Yolanda, hoje com 89 anos, passou cinco décadas de sua vida em situação de trabalho análogo à escravidão em Santos (SP). Nesses 50 anos, a mulher não pode ter contato com a família, sofreu abusos físicos e psicológicos, não recebeu salário ou dias de folga. As informações são do programa "Fantástico", da Rede Globo.

Uma vizinha, Zilmara de Souza Dantas, notou algo estranho e denunciou à polícia. "Ela estava trabalhando ainda com uma idade tão avançada. A roupa dela era muito gasta, muito puída, sempre de chinelo, muito humilde e um machucado na perna que não sarava nunca", falou.

"Dava bom dia para ela, boa noite, mas ela não me respondia. Olhava sempre para baixo. Parecia coagida a não se comunicar", contou a vizinha, que fez a denúncia em 2020. O caso, no entanto, só veio a público agora.

Recentemente, Ministério Público do Trabalho pediu que a Justiça reconheça Yolanda como vítima de situação de trabalho análogo à escravidão e que a família da patroa, Nirce, arque com R$ 1 milhão por danos morais coletivos, já que Nirce e duas de suas filhas morreram durante as investigações.

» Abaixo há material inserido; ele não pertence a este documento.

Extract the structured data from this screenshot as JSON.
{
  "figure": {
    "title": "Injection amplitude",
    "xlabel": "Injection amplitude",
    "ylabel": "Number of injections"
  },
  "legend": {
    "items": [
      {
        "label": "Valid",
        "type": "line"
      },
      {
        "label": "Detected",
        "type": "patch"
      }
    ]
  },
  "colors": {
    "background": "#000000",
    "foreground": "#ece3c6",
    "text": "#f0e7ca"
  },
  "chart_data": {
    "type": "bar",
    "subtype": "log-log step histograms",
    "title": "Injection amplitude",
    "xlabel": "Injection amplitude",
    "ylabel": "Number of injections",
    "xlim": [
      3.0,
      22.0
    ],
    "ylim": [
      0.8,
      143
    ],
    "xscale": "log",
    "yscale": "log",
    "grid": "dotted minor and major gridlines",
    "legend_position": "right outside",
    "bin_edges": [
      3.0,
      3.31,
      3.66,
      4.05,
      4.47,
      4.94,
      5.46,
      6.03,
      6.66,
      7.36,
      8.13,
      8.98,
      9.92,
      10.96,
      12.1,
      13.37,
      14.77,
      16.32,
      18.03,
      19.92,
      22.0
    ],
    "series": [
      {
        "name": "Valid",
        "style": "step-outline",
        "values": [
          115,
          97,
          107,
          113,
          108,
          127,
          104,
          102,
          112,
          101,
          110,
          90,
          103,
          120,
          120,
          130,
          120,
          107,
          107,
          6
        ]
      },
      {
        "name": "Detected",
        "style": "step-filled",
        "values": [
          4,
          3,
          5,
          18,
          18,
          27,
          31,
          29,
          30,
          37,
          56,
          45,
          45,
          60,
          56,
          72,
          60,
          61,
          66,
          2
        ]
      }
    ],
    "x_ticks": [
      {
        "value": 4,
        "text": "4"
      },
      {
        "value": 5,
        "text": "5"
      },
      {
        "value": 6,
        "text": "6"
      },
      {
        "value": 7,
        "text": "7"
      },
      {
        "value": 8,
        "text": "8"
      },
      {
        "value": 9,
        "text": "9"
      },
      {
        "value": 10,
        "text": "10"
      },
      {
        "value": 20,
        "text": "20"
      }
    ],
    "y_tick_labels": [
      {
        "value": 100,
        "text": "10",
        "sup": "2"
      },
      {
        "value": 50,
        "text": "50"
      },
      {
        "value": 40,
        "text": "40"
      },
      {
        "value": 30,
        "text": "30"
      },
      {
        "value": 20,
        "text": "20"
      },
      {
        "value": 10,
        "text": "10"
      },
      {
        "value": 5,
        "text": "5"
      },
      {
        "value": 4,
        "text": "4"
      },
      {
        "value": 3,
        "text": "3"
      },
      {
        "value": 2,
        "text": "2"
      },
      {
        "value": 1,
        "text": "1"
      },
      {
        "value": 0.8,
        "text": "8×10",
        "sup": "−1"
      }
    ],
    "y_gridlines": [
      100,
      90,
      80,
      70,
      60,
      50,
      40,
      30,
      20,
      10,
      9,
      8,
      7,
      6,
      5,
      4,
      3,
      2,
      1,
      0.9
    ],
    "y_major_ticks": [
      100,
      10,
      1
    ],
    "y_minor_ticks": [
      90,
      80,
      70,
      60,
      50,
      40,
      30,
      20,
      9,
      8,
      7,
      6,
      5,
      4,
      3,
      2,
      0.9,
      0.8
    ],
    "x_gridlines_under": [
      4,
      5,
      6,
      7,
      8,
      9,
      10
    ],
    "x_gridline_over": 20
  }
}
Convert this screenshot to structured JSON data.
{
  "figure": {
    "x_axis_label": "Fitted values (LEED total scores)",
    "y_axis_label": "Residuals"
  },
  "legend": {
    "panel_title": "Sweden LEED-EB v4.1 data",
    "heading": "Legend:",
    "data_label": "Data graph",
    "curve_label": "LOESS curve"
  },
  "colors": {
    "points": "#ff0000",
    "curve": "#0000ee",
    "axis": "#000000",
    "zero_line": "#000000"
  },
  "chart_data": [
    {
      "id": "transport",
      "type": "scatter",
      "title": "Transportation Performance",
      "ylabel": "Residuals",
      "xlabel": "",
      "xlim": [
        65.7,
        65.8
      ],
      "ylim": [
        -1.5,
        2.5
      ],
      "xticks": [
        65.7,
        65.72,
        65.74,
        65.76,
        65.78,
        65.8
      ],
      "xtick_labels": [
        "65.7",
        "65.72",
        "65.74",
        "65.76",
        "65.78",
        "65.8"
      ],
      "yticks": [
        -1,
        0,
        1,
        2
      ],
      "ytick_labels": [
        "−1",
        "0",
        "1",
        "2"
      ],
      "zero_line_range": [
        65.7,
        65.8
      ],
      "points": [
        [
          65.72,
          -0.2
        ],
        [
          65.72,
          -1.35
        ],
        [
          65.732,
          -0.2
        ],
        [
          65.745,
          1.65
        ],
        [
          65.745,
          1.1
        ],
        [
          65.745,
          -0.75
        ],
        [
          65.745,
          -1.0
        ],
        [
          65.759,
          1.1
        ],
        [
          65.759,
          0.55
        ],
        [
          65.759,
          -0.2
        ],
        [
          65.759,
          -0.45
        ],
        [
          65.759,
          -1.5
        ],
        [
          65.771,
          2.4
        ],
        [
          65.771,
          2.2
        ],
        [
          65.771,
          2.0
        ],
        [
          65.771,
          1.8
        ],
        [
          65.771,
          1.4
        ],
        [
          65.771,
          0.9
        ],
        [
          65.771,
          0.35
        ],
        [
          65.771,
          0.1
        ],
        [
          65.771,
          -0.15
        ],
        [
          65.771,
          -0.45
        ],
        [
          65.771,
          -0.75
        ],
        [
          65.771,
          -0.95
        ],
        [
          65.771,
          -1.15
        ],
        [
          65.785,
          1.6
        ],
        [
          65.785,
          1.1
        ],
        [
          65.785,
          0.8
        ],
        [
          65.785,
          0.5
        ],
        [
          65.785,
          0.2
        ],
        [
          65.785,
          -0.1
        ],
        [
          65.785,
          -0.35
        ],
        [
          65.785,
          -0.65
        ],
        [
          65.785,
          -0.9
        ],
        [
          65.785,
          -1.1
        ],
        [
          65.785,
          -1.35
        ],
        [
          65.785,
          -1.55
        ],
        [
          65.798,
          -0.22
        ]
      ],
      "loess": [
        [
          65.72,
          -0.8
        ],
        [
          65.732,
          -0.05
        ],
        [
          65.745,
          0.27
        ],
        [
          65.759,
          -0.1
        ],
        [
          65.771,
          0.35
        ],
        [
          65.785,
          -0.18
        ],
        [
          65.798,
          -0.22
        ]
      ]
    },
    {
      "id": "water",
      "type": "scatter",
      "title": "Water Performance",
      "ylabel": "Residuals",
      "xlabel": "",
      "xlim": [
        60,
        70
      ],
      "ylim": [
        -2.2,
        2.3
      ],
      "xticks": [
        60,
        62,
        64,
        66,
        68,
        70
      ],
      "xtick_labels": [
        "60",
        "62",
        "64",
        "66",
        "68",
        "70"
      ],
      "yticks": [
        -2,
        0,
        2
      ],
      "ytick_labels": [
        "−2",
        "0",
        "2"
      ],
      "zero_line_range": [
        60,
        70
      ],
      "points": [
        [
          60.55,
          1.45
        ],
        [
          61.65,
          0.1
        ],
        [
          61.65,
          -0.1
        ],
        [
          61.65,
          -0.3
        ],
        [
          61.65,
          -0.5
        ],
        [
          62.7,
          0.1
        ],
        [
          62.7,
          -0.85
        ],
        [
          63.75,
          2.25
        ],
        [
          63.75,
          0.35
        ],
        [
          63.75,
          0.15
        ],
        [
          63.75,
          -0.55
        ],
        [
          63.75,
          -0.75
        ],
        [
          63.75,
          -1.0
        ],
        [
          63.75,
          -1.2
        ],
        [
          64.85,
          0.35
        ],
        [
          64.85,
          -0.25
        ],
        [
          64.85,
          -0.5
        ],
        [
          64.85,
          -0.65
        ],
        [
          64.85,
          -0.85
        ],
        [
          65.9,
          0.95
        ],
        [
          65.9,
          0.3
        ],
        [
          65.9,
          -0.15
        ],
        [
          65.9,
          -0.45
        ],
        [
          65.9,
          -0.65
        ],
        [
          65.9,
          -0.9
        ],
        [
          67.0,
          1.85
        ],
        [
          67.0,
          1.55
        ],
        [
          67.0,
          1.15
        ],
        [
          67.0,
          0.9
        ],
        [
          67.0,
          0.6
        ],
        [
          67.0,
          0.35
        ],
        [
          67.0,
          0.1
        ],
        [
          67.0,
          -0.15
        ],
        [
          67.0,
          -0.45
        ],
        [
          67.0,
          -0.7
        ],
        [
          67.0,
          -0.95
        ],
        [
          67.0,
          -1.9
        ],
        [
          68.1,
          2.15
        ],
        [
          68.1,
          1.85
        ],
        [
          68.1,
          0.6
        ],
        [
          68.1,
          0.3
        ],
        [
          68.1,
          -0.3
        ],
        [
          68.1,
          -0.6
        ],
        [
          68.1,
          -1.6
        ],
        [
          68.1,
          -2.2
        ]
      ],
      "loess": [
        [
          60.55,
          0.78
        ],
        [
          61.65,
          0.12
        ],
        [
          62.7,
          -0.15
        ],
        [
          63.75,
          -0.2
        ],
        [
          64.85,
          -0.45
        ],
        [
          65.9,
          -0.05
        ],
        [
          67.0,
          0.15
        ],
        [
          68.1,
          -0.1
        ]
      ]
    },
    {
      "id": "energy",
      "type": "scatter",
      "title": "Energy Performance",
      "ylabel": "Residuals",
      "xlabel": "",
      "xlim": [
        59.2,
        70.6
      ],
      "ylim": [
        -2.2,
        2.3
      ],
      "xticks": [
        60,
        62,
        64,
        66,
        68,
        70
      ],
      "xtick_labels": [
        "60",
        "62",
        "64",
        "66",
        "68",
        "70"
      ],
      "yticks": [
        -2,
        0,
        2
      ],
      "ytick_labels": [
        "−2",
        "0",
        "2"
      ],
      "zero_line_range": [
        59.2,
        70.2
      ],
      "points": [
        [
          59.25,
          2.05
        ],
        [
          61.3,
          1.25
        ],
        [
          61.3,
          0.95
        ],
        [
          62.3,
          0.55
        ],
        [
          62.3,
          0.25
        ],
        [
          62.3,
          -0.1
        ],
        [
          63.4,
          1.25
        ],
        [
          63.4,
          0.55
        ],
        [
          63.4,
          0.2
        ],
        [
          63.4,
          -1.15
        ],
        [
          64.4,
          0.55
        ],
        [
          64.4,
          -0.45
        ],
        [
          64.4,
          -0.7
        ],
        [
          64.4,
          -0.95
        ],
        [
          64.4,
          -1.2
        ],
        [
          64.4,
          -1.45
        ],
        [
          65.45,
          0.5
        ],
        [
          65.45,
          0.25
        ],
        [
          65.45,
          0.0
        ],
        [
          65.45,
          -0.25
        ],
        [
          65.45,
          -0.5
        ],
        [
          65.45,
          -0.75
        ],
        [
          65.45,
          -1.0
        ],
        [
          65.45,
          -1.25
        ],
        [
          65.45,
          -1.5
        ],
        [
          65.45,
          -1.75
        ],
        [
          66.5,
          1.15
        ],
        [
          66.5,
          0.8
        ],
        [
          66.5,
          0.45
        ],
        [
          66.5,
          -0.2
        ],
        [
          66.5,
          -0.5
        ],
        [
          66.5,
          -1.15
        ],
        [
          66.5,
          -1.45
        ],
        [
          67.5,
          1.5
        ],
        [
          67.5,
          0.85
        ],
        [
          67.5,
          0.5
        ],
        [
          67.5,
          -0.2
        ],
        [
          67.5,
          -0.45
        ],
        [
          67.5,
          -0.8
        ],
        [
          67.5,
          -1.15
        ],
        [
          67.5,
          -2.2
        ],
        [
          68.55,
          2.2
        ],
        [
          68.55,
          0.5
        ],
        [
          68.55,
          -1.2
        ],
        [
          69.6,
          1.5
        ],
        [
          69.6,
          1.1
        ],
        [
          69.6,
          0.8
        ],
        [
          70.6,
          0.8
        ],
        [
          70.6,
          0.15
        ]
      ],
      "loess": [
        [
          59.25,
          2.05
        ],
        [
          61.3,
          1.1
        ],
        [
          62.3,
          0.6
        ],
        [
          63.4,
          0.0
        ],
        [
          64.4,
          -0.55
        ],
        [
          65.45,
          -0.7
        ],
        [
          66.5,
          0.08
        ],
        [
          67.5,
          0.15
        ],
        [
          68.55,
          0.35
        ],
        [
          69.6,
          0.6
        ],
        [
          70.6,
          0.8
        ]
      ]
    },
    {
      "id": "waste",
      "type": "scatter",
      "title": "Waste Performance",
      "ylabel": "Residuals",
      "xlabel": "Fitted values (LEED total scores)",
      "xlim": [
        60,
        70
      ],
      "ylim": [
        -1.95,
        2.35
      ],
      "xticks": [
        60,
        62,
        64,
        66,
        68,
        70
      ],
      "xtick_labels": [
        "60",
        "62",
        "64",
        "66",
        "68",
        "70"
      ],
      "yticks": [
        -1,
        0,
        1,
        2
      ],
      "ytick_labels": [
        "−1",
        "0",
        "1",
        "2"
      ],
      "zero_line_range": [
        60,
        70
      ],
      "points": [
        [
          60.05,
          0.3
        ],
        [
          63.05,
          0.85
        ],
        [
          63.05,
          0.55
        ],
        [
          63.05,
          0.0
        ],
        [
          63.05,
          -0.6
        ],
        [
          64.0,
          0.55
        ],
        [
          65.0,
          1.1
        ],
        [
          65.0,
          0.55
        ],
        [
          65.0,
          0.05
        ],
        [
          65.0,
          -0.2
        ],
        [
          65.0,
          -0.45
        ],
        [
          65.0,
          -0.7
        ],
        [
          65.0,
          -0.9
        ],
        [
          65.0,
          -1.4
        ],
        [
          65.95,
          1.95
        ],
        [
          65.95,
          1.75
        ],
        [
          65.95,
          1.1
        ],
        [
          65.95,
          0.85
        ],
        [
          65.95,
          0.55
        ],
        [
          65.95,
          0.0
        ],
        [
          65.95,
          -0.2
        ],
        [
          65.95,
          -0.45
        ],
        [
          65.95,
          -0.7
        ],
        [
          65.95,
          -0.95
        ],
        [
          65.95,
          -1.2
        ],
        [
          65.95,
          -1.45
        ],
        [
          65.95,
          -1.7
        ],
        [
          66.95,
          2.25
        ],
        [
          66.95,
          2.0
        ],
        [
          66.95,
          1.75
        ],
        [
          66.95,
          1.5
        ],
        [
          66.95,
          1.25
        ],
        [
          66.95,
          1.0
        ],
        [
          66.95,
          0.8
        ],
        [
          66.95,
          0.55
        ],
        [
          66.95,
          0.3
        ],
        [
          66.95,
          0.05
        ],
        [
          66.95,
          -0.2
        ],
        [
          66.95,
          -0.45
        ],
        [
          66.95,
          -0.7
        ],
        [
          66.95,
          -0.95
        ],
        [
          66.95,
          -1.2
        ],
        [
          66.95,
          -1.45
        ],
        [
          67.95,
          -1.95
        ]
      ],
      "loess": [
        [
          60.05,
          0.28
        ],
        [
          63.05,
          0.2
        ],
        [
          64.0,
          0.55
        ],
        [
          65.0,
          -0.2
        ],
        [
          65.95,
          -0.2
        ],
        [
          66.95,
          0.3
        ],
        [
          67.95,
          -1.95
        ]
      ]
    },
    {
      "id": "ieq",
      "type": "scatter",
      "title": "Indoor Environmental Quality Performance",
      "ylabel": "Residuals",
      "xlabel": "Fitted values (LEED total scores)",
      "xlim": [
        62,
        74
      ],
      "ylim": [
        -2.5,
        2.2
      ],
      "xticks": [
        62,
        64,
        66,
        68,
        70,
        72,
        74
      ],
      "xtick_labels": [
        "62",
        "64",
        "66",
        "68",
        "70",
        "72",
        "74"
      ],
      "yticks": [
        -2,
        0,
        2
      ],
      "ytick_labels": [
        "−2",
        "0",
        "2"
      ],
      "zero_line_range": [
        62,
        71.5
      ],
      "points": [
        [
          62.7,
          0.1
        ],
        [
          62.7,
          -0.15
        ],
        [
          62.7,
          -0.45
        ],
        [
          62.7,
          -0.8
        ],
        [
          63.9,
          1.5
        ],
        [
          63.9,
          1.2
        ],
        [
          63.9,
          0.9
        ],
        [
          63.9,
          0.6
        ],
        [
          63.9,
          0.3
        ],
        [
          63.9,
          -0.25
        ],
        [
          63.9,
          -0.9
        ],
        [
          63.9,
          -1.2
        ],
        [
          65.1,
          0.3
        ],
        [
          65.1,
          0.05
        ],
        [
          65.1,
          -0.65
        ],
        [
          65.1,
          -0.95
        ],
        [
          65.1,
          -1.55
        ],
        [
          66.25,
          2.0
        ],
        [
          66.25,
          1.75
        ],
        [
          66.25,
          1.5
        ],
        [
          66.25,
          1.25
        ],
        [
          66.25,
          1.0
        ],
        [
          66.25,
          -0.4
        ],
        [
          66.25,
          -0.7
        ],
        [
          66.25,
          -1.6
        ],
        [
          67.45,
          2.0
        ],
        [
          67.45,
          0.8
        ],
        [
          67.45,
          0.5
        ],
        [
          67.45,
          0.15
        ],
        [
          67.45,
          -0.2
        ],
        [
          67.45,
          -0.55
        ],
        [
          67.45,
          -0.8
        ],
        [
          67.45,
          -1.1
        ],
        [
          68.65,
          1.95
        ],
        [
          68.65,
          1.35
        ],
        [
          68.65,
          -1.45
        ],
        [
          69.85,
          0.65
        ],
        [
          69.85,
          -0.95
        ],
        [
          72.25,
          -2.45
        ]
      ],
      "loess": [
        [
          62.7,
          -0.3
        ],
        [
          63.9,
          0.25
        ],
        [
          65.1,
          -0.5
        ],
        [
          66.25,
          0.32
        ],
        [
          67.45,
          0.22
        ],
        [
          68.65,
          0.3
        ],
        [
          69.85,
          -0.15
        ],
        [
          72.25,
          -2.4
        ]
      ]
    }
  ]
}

"Limpava, fazia faxina... serviço familiar; lavar, passar, cozinhar. Ela não me pagava ordenado. A filha dela, Rosana, queria me bater toda hora, berrava muito comigo", falou Yolanda sobre sua situação.

Por ter passado 50 anos reclusa, os parentes da idosa achavam que ela já tinha morrido, até que uma de suas netas, Viviane, recebeu uma ligação da polícia contando que a avó estava viva.

"Só conseguia lembrar da minha mãe. Porque até o último dia da vida dela, ela acreditava que a mãe dela [Yoland] estava viva. Só que ela não teve a oportunidade de poder reencontrá-la", contou Viviane.